Blanche went on to boast about how the president is utterly transparent regarding his questionable business practices: “I don’t have a comment on it beyond Trump has been completely transparent when his family travels for business reasons. They don’t do so in secret. We don’t learn about it when we find a laptop a few years later. We learn about it when it’s happening.”
Sadly, Stephanopoulos didn’t offer the obvious response, which may have gone something like this: “OK, but the president and countless leading Republicans insisted that President Biden was the head of what they dubbed ‘the Biden Crime family’ and insisted his business dealings were corrupt, and indeed that his corruption merited impeachment. So how is being ‘transparent’ about similar corruption a defense?”
Now, I should be clear that I do think the Biden family’s business dealings were corrupt, whether or not laws were broken. Others disagree. I also think Trump’s business dealings appear to be worse in many ways than even what Biden was alleged to have done. But none of that is relevant. The standard set by Trump and Republicans is the relevant political standard, and by the deputy attorney general’s own account, the Trump administration is doing “exactly the same thing,” just more openly.
Since when is being more transparent about wrongdoing a defense? Try telling a cop or judge, “Yes, I robbed that bank. I’ve been completely transparent about that. So, what’s the big deal?”
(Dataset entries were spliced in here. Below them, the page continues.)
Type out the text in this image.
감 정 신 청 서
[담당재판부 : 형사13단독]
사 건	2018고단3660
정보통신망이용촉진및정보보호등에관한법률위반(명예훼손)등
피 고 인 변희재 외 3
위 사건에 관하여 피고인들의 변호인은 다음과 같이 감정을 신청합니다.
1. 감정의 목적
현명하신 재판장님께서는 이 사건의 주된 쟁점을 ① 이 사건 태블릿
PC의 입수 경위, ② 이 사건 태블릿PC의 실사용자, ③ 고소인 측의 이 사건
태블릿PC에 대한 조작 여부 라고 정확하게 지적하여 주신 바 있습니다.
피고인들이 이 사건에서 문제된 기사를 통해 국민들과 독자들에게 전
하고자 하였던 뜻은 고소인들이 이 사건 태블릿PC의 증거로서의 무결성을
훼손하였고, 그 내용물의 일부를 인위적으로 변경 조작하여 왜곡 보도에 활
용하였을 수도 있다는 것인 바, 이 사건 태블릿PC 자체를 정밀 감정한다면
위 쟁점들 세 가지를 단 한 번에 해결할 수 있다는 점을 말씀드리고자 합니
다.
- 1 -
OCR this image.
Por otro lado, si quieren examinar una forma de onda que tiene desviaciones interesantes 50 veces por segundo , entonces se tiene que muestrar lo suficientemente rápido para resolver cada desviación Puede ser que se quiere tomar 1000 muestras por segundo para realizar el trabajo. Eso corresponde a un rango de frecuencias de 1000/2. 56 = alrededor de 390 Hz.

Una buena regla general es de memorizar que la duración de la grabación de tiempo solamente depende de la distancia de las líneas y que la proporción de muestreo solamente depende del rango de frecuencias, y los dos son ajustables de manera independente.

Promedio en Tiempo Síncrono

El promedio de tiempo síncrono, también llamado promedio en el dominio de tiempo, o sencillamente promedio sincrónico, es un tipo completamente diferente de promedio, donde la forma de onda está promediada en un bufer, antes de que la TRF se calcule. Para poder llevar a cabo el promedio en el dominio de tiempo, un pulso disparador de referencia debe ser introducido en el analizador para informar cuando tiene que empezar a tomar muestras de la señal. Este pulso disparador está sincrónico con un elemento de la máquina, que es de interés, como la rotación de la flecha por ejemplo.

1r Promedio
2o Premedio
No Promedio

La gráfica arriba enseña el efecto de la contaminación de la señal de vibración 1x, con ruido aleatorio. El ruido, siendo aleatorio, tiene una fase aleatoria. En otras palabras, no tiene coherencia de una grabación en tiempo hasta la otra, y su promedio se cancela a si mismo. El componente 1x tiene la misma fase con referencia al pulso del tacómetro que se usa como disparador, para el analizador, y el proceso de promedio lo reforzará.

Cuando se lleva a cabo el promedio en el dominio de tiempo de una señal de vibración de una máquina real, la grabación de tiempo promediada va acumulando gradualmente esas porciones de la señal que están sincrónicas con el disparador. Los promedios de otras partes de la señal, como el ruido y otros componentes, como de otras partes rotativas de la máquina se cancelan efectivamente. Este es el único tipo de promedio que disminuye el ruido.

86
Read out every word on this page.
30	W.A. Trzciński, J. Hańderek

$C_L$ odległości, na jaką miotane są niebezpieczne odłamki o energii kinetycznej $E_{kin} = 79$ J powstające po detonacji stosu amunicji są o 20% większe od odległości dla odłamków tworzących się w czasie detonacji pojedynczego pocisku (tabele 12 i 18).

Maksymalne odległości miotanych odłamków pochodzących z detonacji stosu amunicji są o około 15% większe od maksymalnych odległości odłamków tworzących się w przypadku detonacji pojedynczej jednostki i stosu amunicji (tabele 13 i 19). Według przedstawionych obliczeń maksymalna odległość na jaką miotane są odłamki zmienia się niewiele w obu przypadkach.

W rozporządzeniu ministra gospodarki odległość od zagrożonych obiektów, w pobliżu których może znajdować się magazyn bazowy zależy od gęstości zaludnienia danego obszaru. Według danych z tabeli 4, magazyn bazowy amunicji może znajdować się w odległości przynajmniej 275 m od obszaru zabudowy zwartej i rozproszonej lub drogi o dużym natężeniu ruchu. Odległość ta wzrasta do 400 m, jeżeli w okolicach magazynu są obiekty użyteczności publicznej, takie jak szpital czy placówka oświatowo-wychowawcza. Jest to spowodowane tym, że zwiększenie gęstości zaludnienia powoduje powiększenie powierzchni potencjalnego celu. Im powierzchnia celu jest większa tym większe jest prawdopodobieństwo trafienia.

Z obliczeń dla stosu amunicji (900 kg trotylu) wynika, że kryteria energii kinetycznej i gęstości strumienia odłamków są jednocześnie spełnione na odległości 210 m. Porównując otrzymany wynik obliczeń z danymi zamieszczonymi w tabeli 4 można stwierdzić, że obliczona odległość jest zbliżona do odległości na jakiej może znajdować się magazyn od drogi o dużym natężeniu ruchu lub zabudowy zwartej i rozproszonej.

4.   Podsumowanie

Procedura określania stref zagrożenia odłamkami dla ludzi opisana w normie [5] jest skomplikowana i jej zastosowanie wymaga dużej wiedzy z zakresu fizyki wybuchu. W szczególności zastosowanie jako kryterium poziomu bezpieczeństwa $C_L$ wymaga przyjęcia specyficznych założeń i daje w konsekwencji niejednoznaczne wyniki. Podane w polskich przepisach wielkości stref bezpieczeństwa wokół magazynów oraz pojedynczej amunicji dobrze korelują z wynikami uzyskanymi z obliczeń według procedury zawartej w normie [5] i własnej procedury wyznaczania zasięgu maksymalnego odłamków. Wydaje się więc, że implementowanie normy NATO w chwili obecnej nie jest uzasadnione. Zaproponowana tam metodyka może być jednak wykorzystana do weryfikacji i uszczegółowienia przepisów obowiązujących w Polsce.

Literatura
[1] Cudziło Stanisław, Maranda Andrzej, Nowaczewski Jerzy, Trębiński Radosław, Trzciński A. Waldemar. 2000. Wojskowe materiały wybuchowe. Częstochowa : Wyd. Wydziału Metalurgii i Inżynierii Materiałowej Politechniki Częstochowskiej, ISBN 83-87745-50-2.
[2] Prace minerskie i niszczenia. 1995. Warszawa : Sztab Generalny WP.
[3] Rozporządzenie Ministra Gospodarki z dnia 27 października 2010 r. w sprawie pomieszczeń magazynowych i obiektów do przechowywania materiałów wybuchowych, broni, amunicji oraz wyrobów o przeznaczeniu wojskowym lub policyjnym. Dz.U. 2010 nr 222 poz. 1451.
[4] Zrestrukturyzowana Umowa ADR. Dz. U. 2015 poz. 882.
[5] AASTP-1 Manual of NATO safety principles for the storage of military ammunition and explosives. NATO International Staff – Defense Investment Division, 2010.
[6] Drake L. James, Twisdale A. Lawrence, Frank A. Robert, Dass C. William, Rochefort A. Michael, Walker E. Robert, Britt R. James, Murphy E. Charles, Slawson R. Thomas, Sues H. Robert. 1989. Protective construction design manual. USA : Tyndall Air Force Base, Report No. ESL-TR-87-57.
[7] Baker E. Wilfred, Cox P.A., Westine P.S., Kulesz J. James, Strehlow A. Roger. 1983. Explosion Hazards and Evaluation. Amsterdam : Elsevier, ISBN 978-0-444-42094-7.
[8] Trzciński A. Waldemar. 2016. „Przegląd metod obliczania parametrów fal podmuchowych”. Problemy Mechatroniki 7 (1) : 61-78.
This is just a small example of the broader dysfunction in the way we talk about politics.
Americans have a special hatred for hypocrisy. I think it goes back to the founding era. As Alexis de Tocqueville observed in “Democracy In America,” the old world had a different way of dealing with the moral shortcomings of leaders. Rank had its privileges. Nobles, never mind kings, were entitled to behave in ways that were forbidden to the little people.
In America, titles of nobility were banned in the Constitution and in our democratic culture. In a society built on notions of equality (the obvious exceptions of Black people, women, Native Americans notwithstanding) no one has access to special carve-outs or exemptions as to what is right and wrong. Claiming them, particularly in secret, feels like a betrayal against the whole idea of equality.
The problem in the modern era is that elites — of all ideological stripes — have violated that bargain. The result isn’t that we’ve abandoned any notion of right and wrong. Instead, by elevating hypocrisy to the greatest of sins, we end up weaponizing the principles, using them as a cudgel against the other side but not against our own.
Pick an issue: violent rhetoric by politicians, sexual misconduct, corruption and so on. With every revelation, almost immediately the debate becomes a riot of whataboutism. Team A says that Team B has no right to criticize because they did the same thing. Team B points out that Team A has switched positions. Everyone has a point. And everyone is missing the point.
Sure, hypocrisy is a moral failing, and partisan inconsistency is an intellectual one. But neither changes the objective facts. This is something you’re supposed to learn as a child: It doesn’t matter what everyone else is doing or saying, wrong is wrong. It’s also something lawyers like Mr. Blanche are supposed to know. Telling a judge that the hypocrisy of the prosecutor — or your client’s transparency — means your client did nothing wrong would earn you nothing but a laugh.